How automations work
Each automation has two parts:
Trigger - the event that starts the automation. This can be a project event like a deploy going live or a branch being merged, a Manual / API run that you queue on demand, or a recurring schedule.
Actions - what happens when the trigger fires. You can run tests, deploy an agent, send a webhook, or any combination of these.
When a trigger fires, Buildprint executes each action in order. If an action fails, the remaining actions still run and the error is recorded. Manual / API automations are queued explicitly through Buildprint's public REST API or MCP tools instead of waiting for a Bubble event.
What you can automate
Run tests on every deploy - trigger your test suite or test groups whenever a new version goes live.

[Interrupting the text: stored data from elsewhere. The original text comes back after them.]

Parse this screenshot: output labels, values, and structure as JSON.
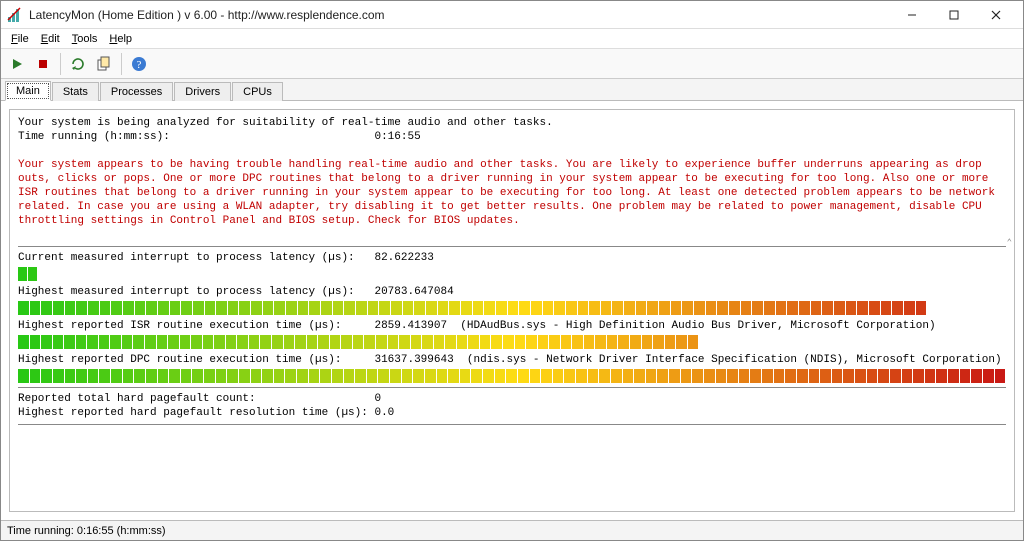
{
  "window": {
    "title": "LatencyMon  (Home Edition )  v 6.00 - http://www.resplendence.com"
  },
  "menu": {
    "file": "File",
    "edit": "Edit",
    "tools": "Tools",
    "help": "Help"
  },
  "tabs": {
    "main": "Main",
    "stats": "Stats",
    "processes": "Processes",
    "drivers": "Drivers",
    "cpus": "CPUs"
  },
  "report": {
    "analyzing_line": "Your system is being analyzed for suitability of real-time audio and other tasks.",
    "time_running_label": "Time running (h:mm:ss):",
    "time_running_value": "0:16:55",
    "warning_text": "Your system appears to be having trouble handling real-time audio and other tasks. You are likely to experience buffer underruns appearing as drop outs, clicks or pops. One or more DPC routines that belong to a driver running in your system appear to be executing for too long. Also one or more ISR routines that belong to a driver running in your system appear to be executing for too long. At least one detected problem appears to be network related. In case you are using a WLAN adapter, try disabling it to get better results. One problem may be related to power management, disable CPU throttling settings in Control Panel and BIOS setup. Check for BIOS updates."
  },
  "metrics": {
    "current_int_label": "Current measured interrupt to process latency (µs):",
    "current_int_value": "82.622233",
    "current_int_fill_pct": 2,
    "highest_int_label": "Highest measured interrupt to process latency (µs):",
    "highest_int_value": "20783.647084",
    "highest_int_fill_pct": 92,
    "isr_label": "Highest reported ISR routine execution time (µs):",
    "isr_value": "2859.413907",
    "isr_detail": "(HDAudBus.sys - High Definition Audio Bus Driver, Microsoft Corporation)",
    "isr_fill_pct": 69,
    "dpc_label": "Highest reported DPC routine execution time (µs):",
    "dpc_value": "31637.399643",
    "dpc_detail": "(ndis.sys - Network Driver Interface Specification (NDIS), Microsoft Corporation)",
    "dpc_fill_pct": 100,
    "pagefault_count_label": "Reported total hard pagefault count:",
    "pagefault_count_value": "0",
    "pagefault_time_label": "Highest reported hard pagefault resolution time (µs):",
    "pagefault_time_value": "0.0"
  },
  "statusbar": {
    "text": "Time running: 0:16:55  (h:mm:ss)"
  },
  "chart_data": {
    "type": "bar",
    "title": "LatencyMon latency gauges",
    "xlabel": "",
    "ylabel": "µs",
    "series": [
      {
        "name": "Current measured interrupt to process latency (µs)",
        "value": 82.622233,
        "fill_pct": 2
      },
      {
        "name": "Highest measured interrupt to process latency (µs)",
        "value": 20783.647084,
        "fill_pct": 92
      },
      {
        "name": "Highest reported ISR routine execution time (µs)",
        "value": 2859.413907,
        "fill_pct": 69,
        "detail": "HDAudBus.sys - High Definition Audio Bus Driver, Microsoft Corporation"
      },
      {
        "name": "Highest reported DPC routine execution time (µs)",
        "value": 31637.399643,
        "fill_pct": 100,
        "detail": "ndis.sys - Network Driver Interface Specification (NDIS), Microsoft Corporation"
      }
    ],
    "gradient": "green→yellow→orange→red"
  }
}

Notify external systems - send a webhook to Slack, Zapier, or your own backend when branches are merged or created.
Deploy an agent - kick off an agent with a prompt that includes context from the trigger, like the branch name, then forward the final result by email, webhook, or Slack.
Run on demand from your tooling - create a Manual / API automation and queue it from MCP or the public REST API when you want a repeatable workflow without waiting for a deploy or branch event.
Scheduled checks - run tests or agents on a recurring schedule (hourly, daily, weekly, or a custom cron expression).
The automations page
Navigate to your project and open the Automations tab in the sidebar. The page shows all active automations in a table with:
Name - the automation name you chose.
Trigger - which event or schedule starts it.
Actions - a summary of what it does (for example, "Run tests, Send webhook").
Created by - which workspace member created the automation.
Enabled - a toggle to turn the automation on or off without deleting it.
Last run - when it last fired and whether it succeeded.
You can disable an automation temporarily without losing its configuration. Toggle it back on whenever you are ready.
How this section is organized
The rest of this collection walks through creating and configuring automations:
Creating automations covers the editor, naming, triggers, and managing automations.
Actions goes through each action type - running tests, deploying agents, and sending webhooks - including branch selection, template parameters, send-result destinations, and payload previews.